Department of Gastroenterological Surgery (Surgery II), Nagoya University Graduate School of Medicine, Nagoya, Japan.
Clinical Research Center, Aichi Medical University Hospital, Nagakute, Japan.
Ann Surg. 2018 Mar;267(3):495-503. doi: 10.1097/SLA.0000000000002096.
To develop novel diagnostic and therapeutic targets specific for peritoneal metastasis of gastric cancer (GC).
Advanced GC frequently recurs because of undetected micrometastases even after curative resection. Peritoneal metastasis has been the most frequent recurrent pattern after gastrectomy and is incurable.
We conducted a recurrence pattern-specific transcriptome analysis in an independent cohort of 16 patients with stage III GC who underwent curative gastrectomy and adjuvant S-1 for screening candidate molecules specific for peritoneal metastasis of GC. Next, another 340 patients were allocated to discovery and validation sets (1:2) to evaluate the diagnostic and predictive value of the candidate molecule. The results of quantitative reverse-transcription PCR and immunohistochemical analysis were correlated with clinical characteristics and survival. The effects of siRNA-mediated knockdown on phenotype and fluorouracil sensitivity of GC cells were evaluated in vitro, and the therapeutic effects of siRNAs were evaluated using a mouse xenograft model.
Synaptotagmin VIII (SYT8) was identified as a candidate biomarker specific to peritoneal metastasis. In the discovery set, the optimal cut-off of SYT8 expression was established as 0.005. Expression levels of SYT8 mRNA in GC tissues were elevated in the validation set comprising patients with peritoneal recurrence or metastasis. SYT8 levels above the cut-off value were significantly and specifically associated with peritoneal metastasis, and served as an independent prognostic marker for peritoneal recurrence-free survival of patients with stage II/III GC. The survival difference between patients with SYT8 levels above and below the cut-off was associated with patients who received adjuvant chemotherapy. Inhibition of SYT8 expression by GC cells correlated with decreased invasion, migration, and fluorouracil resistance. Intraperitoneal administration of SYT8-siRNA inhibited the growth of peritoneal nodules and prolonged survival of mice engrafted with GC cells.

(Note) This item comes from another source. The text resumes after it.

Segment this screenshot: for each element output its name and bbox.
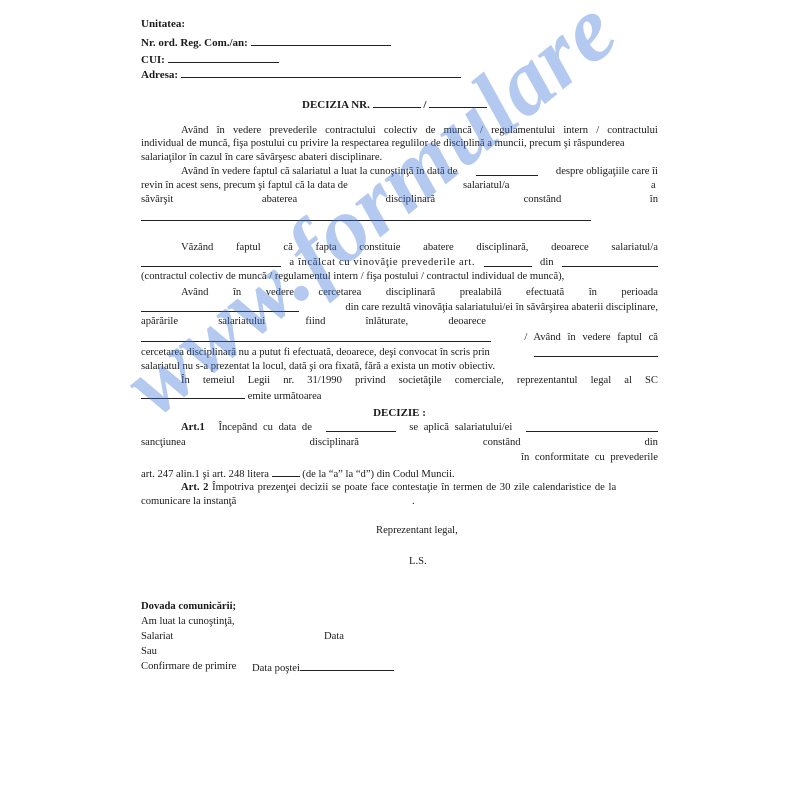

SYT8 represents a promising target for the detection, prediction, and treatment of peritoneal metastasis of GC.
开发针对胃癌(GC)腹膜转移的新型诊断和治疗靶点。
即使在根治性切除后,由于未检测到微转移,晚期 GC 仍经常复发。腹膜转移是胃切除术后最常见的复发模式,且无法治愈。
我们对 16 例接受根治性胃切除术和辅助 S-1 治疗的 III 期 GC 患者进行了复发模式特异性转录组分析,以筛选针对 GC 腹膜转移的候选分子。然后,将另外 340 例患者分配到发现和验证组(1:2),以评估候选分子的诊断和预测价值。定量逆转录 PCR 和免疫组织化学分析的结果与临床特征和生存相关。在体外评估了 siRNA 介导的敲低对 GC 细胞表型和氟尿嘧啶敏感性的影响,并使用小鼠异种移植模型评估了 siRNA 的治疗效果。
突触结合蛋白 VIII(SYT8)被鉴定为一种针对腹膜转移的候选生物标志物。在发现组中,SYT8 表达的最佳截断值确定为 0.005。在包括腹膜复发或转移患者的验证组中,GC 组织中 SYT8 mRNA 的表达水平升高。SYT8 水平高于截断值与腹膜转移显著相关,并且是 II/III 期 GC 患者腹膜无复发生存的独立预后标志物。SYT8 水平高于和低于截断值的患者之间的生存差异与接受辅助化疗的患者有关。GC 细胞中 SYT8 表达的抑制与侵袭、迁移和氟尿嘧啶耐药性降低相关。腹腔内给予 SYT8-siRNA 可抑制腹膜结节的生长并延长 GC 细胞移植小鼠的存活时间。
SYT8 代表了检测、预测和治疗 GC 腹膜转移的有前途的靶点。